WHAT A LANDING STATION IS
A subsea cable ends at a coastal facility where light pulses are converted to terrestrial fiber. Whoever owns that building controls who can splice in, who gets capacity, and which government can serve a warrant on the traffic. The cable is the pipe; the landing station is the valve.
WHY 99% OF INTERNATIONAL TRAFFIC RUNS SUBSEA
Satellites carry under 1% of intercontinental data. Around 550 active submarine cables move the rest — every cross-border video call, SWIFT message, and cloud sync. Starlink and successors have not changed this; latency and bulk-capacity economics still favor glass on the seabed by orders of magnitude.
THE MEDUSA SYSTEM
Medusa is a 7,100km Mediterranean ring backed largely by AFR-IX Telecom and EU recovery funds, designed to land in Portugal, Morocco, Algeria, Tunisia, France, Italy, Egypt, Greece, and Cyprus.

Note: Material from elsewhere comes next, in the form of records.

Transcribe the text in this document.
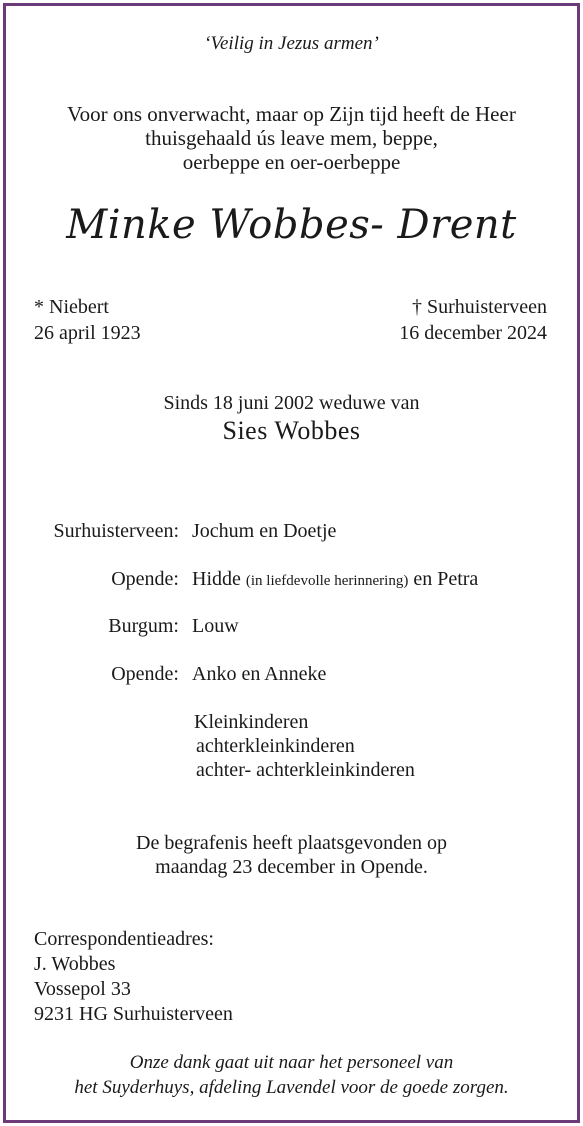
‘Veilig in Jezus armen’
Voor ons onverwacht, maar op Zijn tijd heeft de Heer
thuisgehaald ús leave mem, beppe,
oerbeppe en oer-oerbeppe
Minke Wobbes- Drent
* Niebert
26 april 1923
† Surhuisterveen
16 december 2024
Sinds 18 juni 2002 weduwe van
Sies Wobbes
Surhuisterveen: Jochum en Doetje
Opende: Hidde (in liefdevolle herinnering) en Petra
Burgum: Louw
Opende: Anko en Anneke
Kleinkinderen
achterkleinkinderen
achter- achterkleinkinderen
De begrafenis heeft plaatsgevonden op
maandag 23 december in Opende.
Correspondentieadres:
J. Wobbes
Vossepol 33
9231 HG Surhuisterveen
Onze dank gaat uit naar het personeel van
het Suyderhuys, afdeling Lavendel voor de goede zorgen.
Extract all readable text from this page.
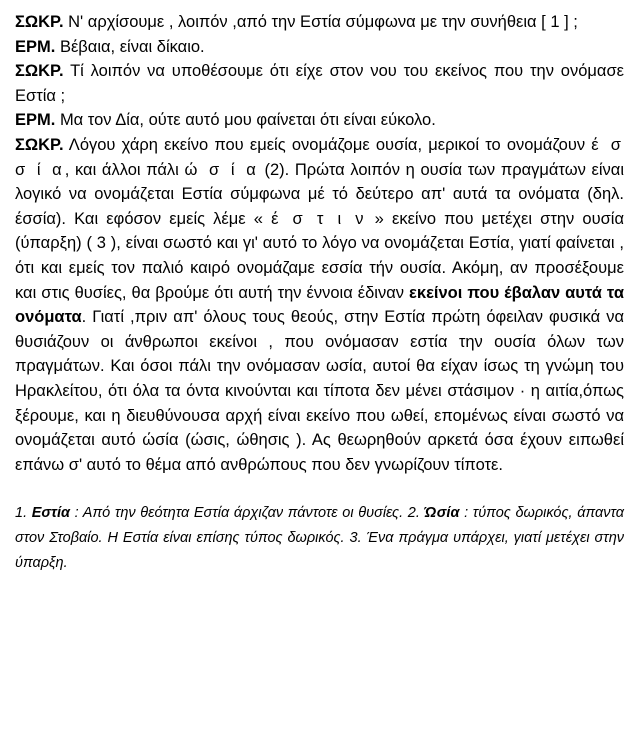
ΣΩΚΡ. Ν' αρχίσουμε , λοιπόν ,από την Εστία σύμφωνα με την συνήθεια [ 1 ] ;

ΕΡΜ. Βέβαια, είναι δίκαιο.

ΣΩΚΡ. Τί λοιπόν να υποθέσουμε ότι είχε στον νου του εκείνος που την ονόμασε Εστία ;

ΕΡΜ. Μα τον Δία, ούτε αυτό μου φαίνεται ότι είναι εύκολο.

ΣΩΚΡ. Λόγου χάρη εκείνο που εμείς ονομάζομε ουσία, μερικοί το ονομάζουν έ σ σ ί α, και άλλοι πάλι ώ σ ί α (2). Πρώτα λοιπόν η ουσία των πραγμάτων είναι λογικό να ονομάζεται Εστία σύμφωνα μέ τό δεύτερο απ' αυτά τα ονόματα (δηλ. έσσία). Και εφόσον εμείς λέμε « έ σ τ ι ν » εκείνο που μετέχει στην ουσία (ύπαρξη) ( 3 ), είναι σωστό και γι' αυτό το λόγο να ονομάζεται Εστία, γιατί φαίνεται , ότι και εμείς τον παλιό καιρό ονομάζαμε εσσία τήν ουσία. Ακόμη, αν προσέξουμε και στις θυσίες, θα βρούμε ότι αυτή την έννοια έδιναν εκείνοι που έβαλαν αυτά τα ονόματα. Γιατί ,πριν απ' όλους τους θεούς, στην Εστία πρώτη όφειλαν φυσικά να θυσιάζουν οι άνθρωποι εκείνοι , που ονόμασαν εστία την ουσία όλων των πραγμάτων. Και όσοι πάλι την ονόμασαν ωσία, αυτοί θα είχαν ίσως τη γνώμη του Ηρακλείτου, ότι όλα τα όντα κινούνται και τίποτα δεν μένει στάσιμον · η αιτία,όπως ξέρουμε, και η διευθύνουσα αρχή είναι εκείνο που ωθεί, επομένως είναι σωστό να ονομάζεται αυτό ώσία (ώσις, ώθησις ). Ας θεωρηθούν αρκετά όσα έχουν ειπωθεί επάνω σ' αυτό το θέμα από ανθρώπους που δεν γνωρίζουν τίποτε.

1. Εστία : Από την θεότητα Εστία άρχιζαν πάντοτε οι θυσίες. 2. Ώσία : τύπος δωρικός, άπαντα στον Στοβαίο. Η Εστία είναι επίσης τύπος δωρικός. 3. Ένα πράγμα υπάρχει, γιατί μετέχει στην ύπαρξη.
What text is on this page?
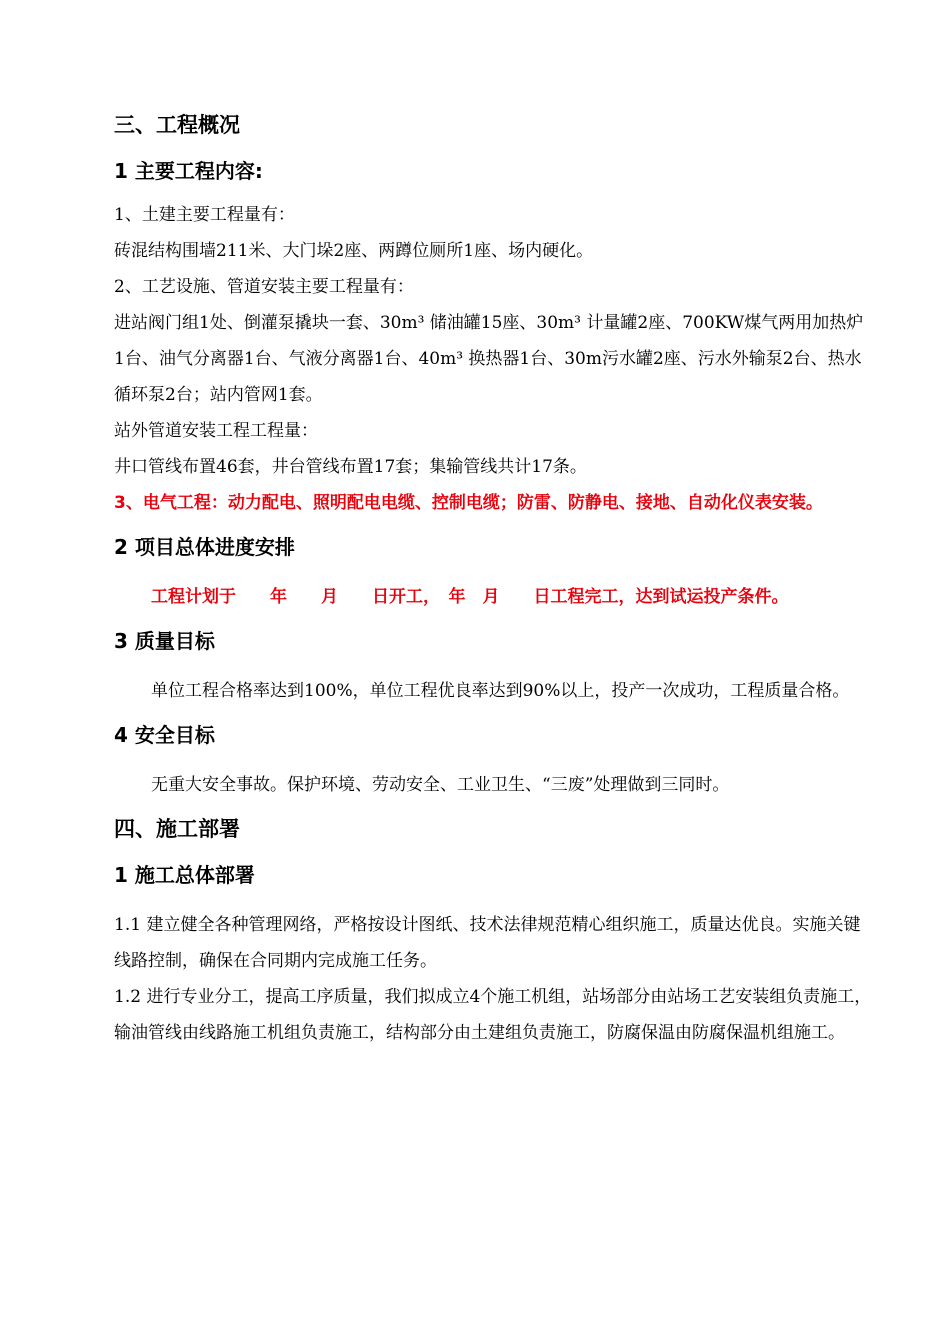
三、工程概况
1 主要工程内容:

1、土建主要工程量有：

砖混结构围墙211米、大门垛2座、两蹲位厕所1座、场内硬化。

2、工艺设施、管道安装主要工程量有：

进站阀门组1处、倒灌泵撬块一套、30m³ 储油罐15座、30m³ 计量罐2座、700KW煤气两用加热炉1台、油气分离器1台、气液分离器1台、40m³ 换热器1台、30m污水罐2座、污水外输泵2台、热水循环泵2台；站内管网1套。

站外管道安装工程工程量：

井口管线布置46套，井台管线布置17套；集输管线共计17条。

3、电气工程：动力配电、照明配电电缆、控制电缆；防雷、防静电、接地、自动化仪表安装。

2 项目总体进度安排

工程计划于　　年　　月　　日开工，　年　月　　日工程完工，达到试运投产条件。

3 质量目标

单位工程合格率达到100%，单位工程优良率达到90%以上，投产一次成功，工程质量合格。

4 安全目标

无重大安全事故。保护环境、劳动安全、工业卫生、“三废”处理做到三同时。

四、施工部署
1 施工总体部署

1.1 建立健全各种管理网络，严格按设计图纸、技术法律规范精心组织施工，质量达优良。实施关键线路控制，确保在合同期内完成施工任务。

1.2 进行专业分工，提高工序质量，我们拟成立4个施工机组，站场部分由站场工艺安装组负责施工，输油管线由线路施工机组负责施工，结构部分由土建组负责施工，防腐保温由防腐保温机组施工。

Lebanon bought capacity but is not on the landing list — the cable passes nearby without surfacing.
OGERO, THE CHOKEPOINT
All of Lebanon's existing international cables — IMEWE, CADMOS, BERYTAR — land at facilities operated by Ogero, the state telecom whose budget collapsed with the 2019 currency crisis. The country's bandwidth ceiling is set less by physics than by Ogero's ability to pay for spare parts and diesel for the landing-station generators.
WHY EGYPT IS THE REAL HUB
Roughly 17% of all global internet traffic crosses Egyptian soil — Telecom Egypt operates the terrestrial fiber crossing between Mediterranean and Red Sea cables, charging transit fees that fund a meaningful share of the state budget. A landing station is not just a building; for the right country it is a recurring revenue stream rivaling the Suez Canal.
WHAT SUBSCRIBING BUYS
An indefeasible right of use (IRU) gives Lebanon a guaranteed slice of Medusa's capacity, typically for 15–25 years. What it does not give: the ability to deny competitors access, host the splice for lawful intercept, or earn transit fees from neighbors. The country becomes a customer of its own connectivity rather than a node in the regional grid.